С этим ироническим пожеланием Пельдрам повернулся и вышел из комнаты.
– Проклятие! – пробормотал Кингтон, как только остался один. – Этот субъект в состоянии все испортить мне! Собственно говоря, самым простым способом было бы запустить ему в тело несколько дюймов железа; но в настоящий момент это невозможно; для этого Ратгоф-Кэстль представляет собою несравненно более удобное место, а Джонстон работает к тому же на славу!
До известной степени успокоенный этой мыслью, Кингтон поспешил подслушать, что говорят между собою Сэррей и Ралейг. С этой целью он отправился в тайник, из которого можно было наблюдать за всем происходящим в той комнате, где остановился Ралейг. Он был уверен, что Сэррей непременно отправится к последнему, чтобы поговорить с ним о дальнейшем образе действия. Кингтон застал их обоих вместе, но пришел слишком поздно, чтобы услыхать из их разговора что бы то ни было, кроме прощальных слов Сэррея. Он заметил, что между ними пробежала какая-то тень, и это еще более заставило его пожалеть и поругать в душе Пельдрама, из-за разговора с которым он был лишен возможности сделать очень ценные наблюдения.

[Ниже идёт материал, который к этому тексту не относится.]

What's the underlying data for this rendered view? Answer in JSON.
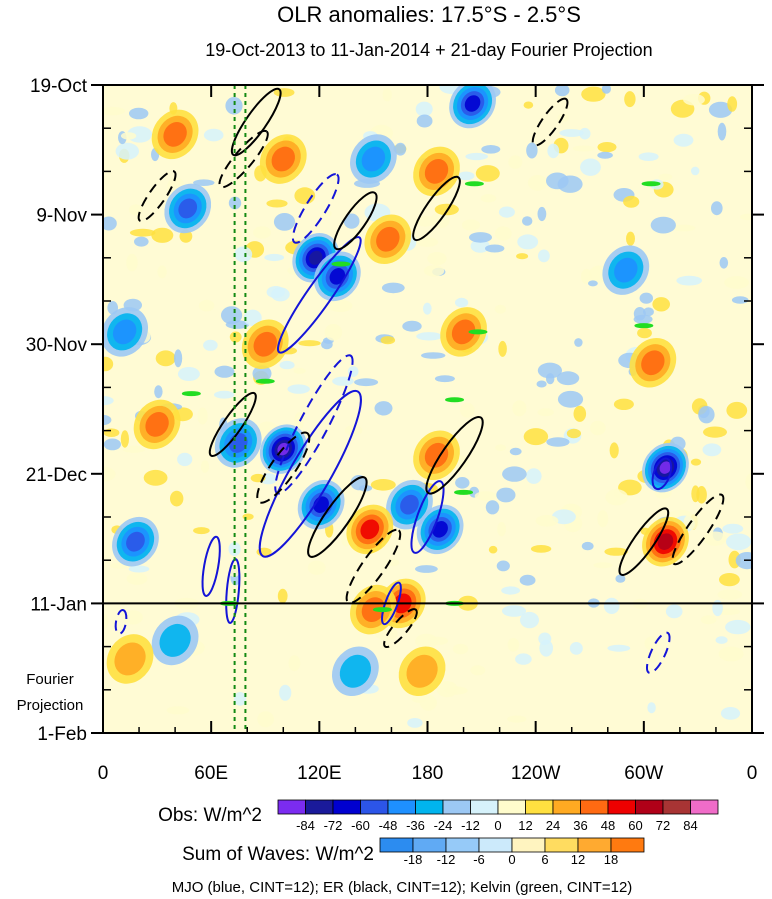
{
  "chart_data": {
    "type": "heatmap",
    "title": "OLR anomalies: 17.5°S - 2.5°S",
    "subtitle": "19-Oct-2013 to 11-Jan-2014 + 21-day Fourier Projection",
    "x_ticks": [
      "0",
      "60E",
      "120E",
      "180",
      "120W",
      "60W",
      "0"
    ],
    "x_tick_lon": [
      0,
      60,
      120,
      180,
      240,
      300,
      360
    ],
    "xlim": [
      0,
      360
    ],
    "y_ticks": [
      "19-Oct",
      "9-Nov",
      "30-Nov",
      "21-Dec",
      "11-Jan",
      "1-Feb"
    ],
    "y_tick_day": [
      0,
      21,
      42,
      63,
      84,
      105
    ],
    "ylim_days": [
      0,
      105
    ],
    "projection_start_day": 84,
    "projection_label": [
      "Fourier",
      "Projection"
    ],
    "reference_lines_lon": [
      73,
      79
    ],
    "obs_colorbar": {
      "label": "Obs: W/m^2",
      "tick_labels": [
        "-84",
        "-72",
        "-60",
        "-48",
        "-36",
        "-24",
        "-12",
        "0",
        "12",
        "24",
        "36",
        "48",
        "60",
        "72",
        "84"
      ],
      "colors": [
        "#7b2cf0",
        "#1a1a9a",
        "#0000d0",
        "#2c55e8",
        "#1e90ff",
        "#00b4ee",
        "#9cc8f4",
        "#d6f2fb",
        "#fffccc",
        "#ffe040",
        "#ffaa22",
        "#ff6a12",
        "#ee0000",
        "#b00018",
        "#a83434",
        "#f06cc8"
      ]
    },
    "waves_colorbar": {
      "label": "Sum of Waves: W/m^2",
      "tick_labels": [
        "-18",
        "-12",
        "-6",
        "0",
        "6",
        "12",
        "18"
      ],
      "colors": [
        "#2c8cf0",
        "#60aaf4",
        "#96caf8",
        "#cceafb",
        "#fff4c0",
        "#ffdc60",
        "#ffaa30",
        "#ff7a10"
      ]
    },
    "footer": "MJO (blue, CINT=12); ER (black, CINT=12); Kelvin (green, CINT=12)",
    "wave_colors": {
      "MJO": "#1414d8",
      "ER": "#000000",
      "Kelvin": "#22dd22"
    },
    "negative_blobs": [
      {
        "lon": 47,
        "day": 20,
        "amp": -48
      },
      {
        "lon": 100,
        "day": 59,
        "amp": -80
      },
      {
        "lon": 118,
        "day": 28,
        "amp": -70
      },
      {
        "lon": 130,
        "day": 31,
        "amp": -60
      },
      {
        "lon": 121,
        "day": 68,
        "amp": -60
      },
      {
        "lon": 170,
        "day": 68,
        "amp": -45
      },
      {
        "lon": 187,
        "day": 72,
        "amp": -55
      },
      {
        "lon": 312,
        "day": 62,
        "amp": -80
      },
      {
        "lon": 18,
        "day": 74,
        "amp": -40
      },
      {
        "lon": 150,
        "day": 12,
        "amp": -35
      },
      {
        "lon": 205,
        "day": 3,
        "amp": -50
      },
      {
        "lon": 40,
        "day": 90,
        "amp": -20
      },
      {
        "lon": 140,
        "day": 95,
        "amp": -20
      },
      {
        "lon": 75,
        "day": 58,
        "amp": -45
      },
      {
        "lon": 290,
        "day": 30,
        "amp": -35
      },
      {
        "lon": 12,
        "day": 40,
        "amp": -30
      }
    ],
    "positive_blobs": [
      {
        "lon": 148,
        "day": 72,
        "amp": 45
      },
      {
        "lon": 166,
        "day": 84,
        "amp": 40
      },
      {
        "lon": 312,
        "day": 74,
        "amp": 50
      },
      {
        "lon": 185,
        "day": 60,
        "amp": 35
      },
      {
        "lon": 100,
        "day": 12,
        "amp": 30
      },
      {
        "lon": 158,
        "day": 25,
        "amp": 30
      },
      {
        "lon": 185,
        "day": 14,
        "amp": 25
      },
      {
        "lon": 150,
        "day": 85,
        "amp": 30
      },
      {
        "lon": 177,
        "day": 95,
        "amp": 20
      },
      {
        "lon": 305,
        "day": 45,
        "amp": 25
      },
      {
        "lon": 90,
        "day": 42,
        "amp": 25
      },
      {
        "lon": 30,
        "day": 55,
        "amp": 25
      },
      {
        "lon": 40,
        "day": 8,
        "amp": 30
      },
      {
        "lon": 200,
        "day": 40,
        "amp": 25
      },
      {
        "lon": 15,
        "day": 93,
        "amp": 15
      }
    ]
  }
}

Тем не менее он потерял очень мало, не слыхав их разговора. Он узнал бы не более того, что видел и теперь, а именно что Ралейг, недовольный навязанным ему поручением, вообще не был расположен выполнить его так, чтобы нанести какой-либо ущерб графу Лейстеру.
Но это было ясно и без того. Хотя характер Ралейга и отличался прямотой и честностью, но он не мог не дорожить своим положением при дворе. Мы уже упоминали, что он насквозь видел королеву и понимал, насколько она не желала, чтобы граф Лейстер оказался виновным в некрасивом деле. Кроме того, все дело сложилось таким образом, что оставалось совершенно неопределенным, действительно ли обвинители руководствовались честными намерениями; поэтому он решил вести расследование с величайшей осторожностью, так как знал, насколько тонко и нагло подстраивались придворные интриги.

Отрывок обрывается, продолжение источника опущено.